The new-and-stable configuration is an ASUS VE228 1920 x 1080 monitor, connected with an Amazon Basics HDMI cable, and running at its native resolution. The Windows 10 Display control panel is set to “show only on 2”, effectively disabling the internal display. Scaling is set to 100%. Everything else is the same as before – same graphics driver version, etc.

Now I can do some A/B testing, and try to determine which of these differences is causing problems. Could it be something as stupid as a bad HDMI cable? Does the computer’s firmware not correctly handle scaling when the external monitor is a different resolution than the internal one? Could the 2560 x 1440 monitor actually cause crashes somehow, due to a bug in its firmware (I think HDMI is bidirectional) or electrical faults?

Read 5 comments and join the conversation 

5 Comments so far

  1. Ramtop - July 16th, 2019 12:24 pm

    The factor that jumps out at me is the differing resolution of the two monitors. HDMI works at a lower frequency when driving a 1920xXXXX monitor in order to maintain electrical compatibility with single-link DVI.

    As soon as you go above that resolution HDMI has to increase frequency substantially. A few times in the past I’ve encountered machines that have issues with this, causing the GPU to reset and crash the graphics driver. A definitave test for this problem is to hook up the 1440p monitor via an HDMI>DVI cable, which will force the HDMI link into low frequency mode – just setting the resolution to 1080p manually doesn’t always do that.

  2. Steve - July 16th, 2019 1:23 pm

    Are you referring to the dot clock, the refresh rate, or something else? Both 2560×1440 and 1920×1080 should be supported at 60 Hz refresh with HDMI 1.4. For a small investment of a cable and a USB-C adapter, I could connect the PB258Q to the computer with DisplayPort instead of HDMI and see if that helps.

  3. Chris M. - July 17th, 2019 2:17 pm

    He is referring to the data transfer speed across the actual cable. HDMI above 1920×1080/60Hz uses a different/faster communications protocol that can cause trouble with marginal cables.
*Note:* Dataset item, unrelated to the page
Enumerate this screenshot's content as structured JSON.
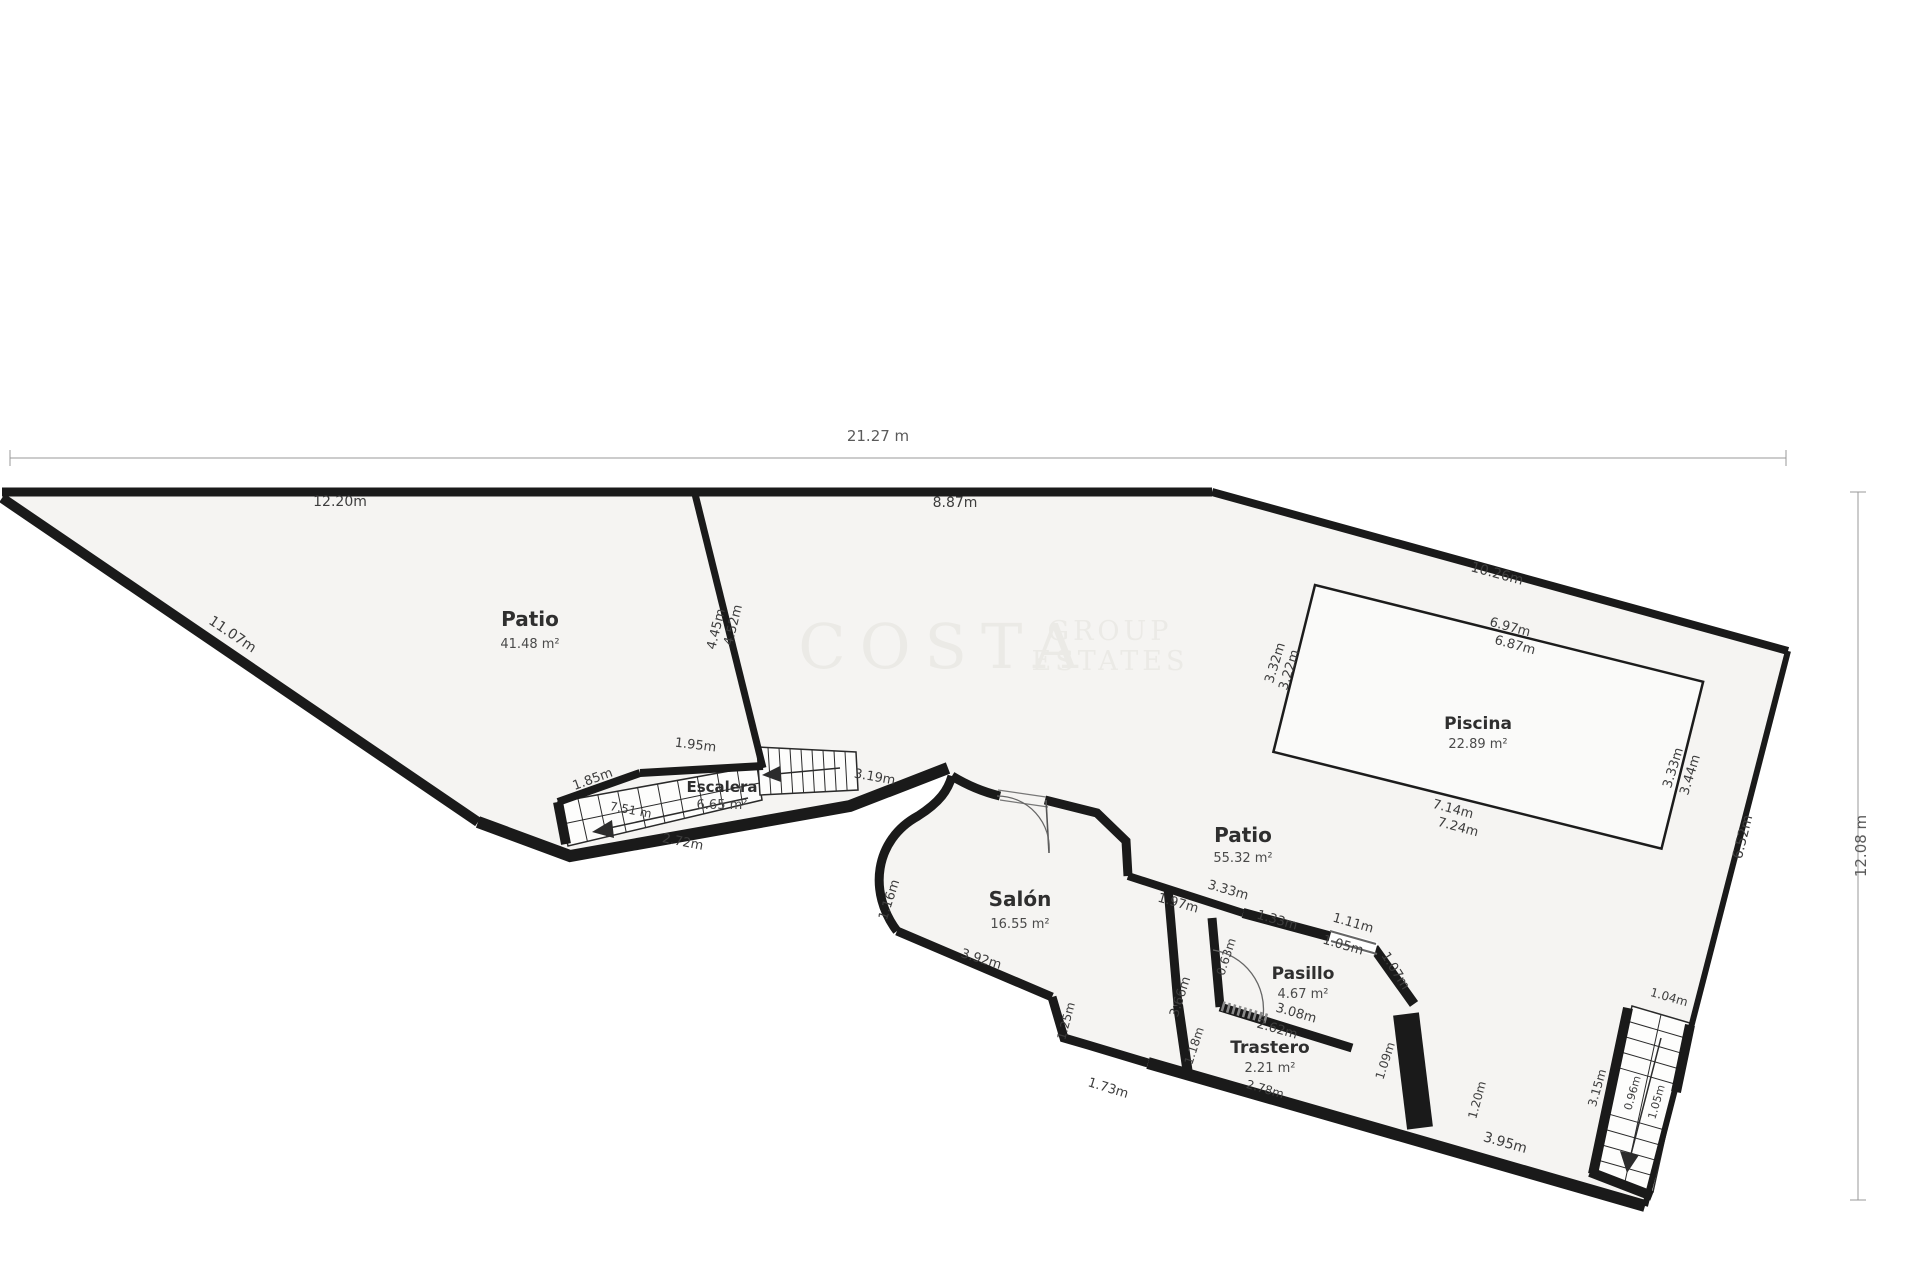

I’d give DisplayPort a shot since its about as “native” as you are going to get from a PC and cable certification may be stricter.

  4. Steve - July 22nd, 2019 9:26 am

    On July 16, I switched back to the 2560 x 1440 monitor with 125% scaling, with the Amazon Basics HDMI cable, and Multiple Displays set to “show only on 2”. Since then I’ve unfortunately had several more problem incidents. So that narrows down the problem to being the video resolution, the 125% scaling, or the PB258Q monitor itself. I’ll keep experimenting, but it sounds like you guys may be right about the higher video data rate for the higher resolution causing a problem somehow.

  5. Jim - July 26th, 2019 4:56 am

    Smash it to bits. Go straight Mac. Problems solved.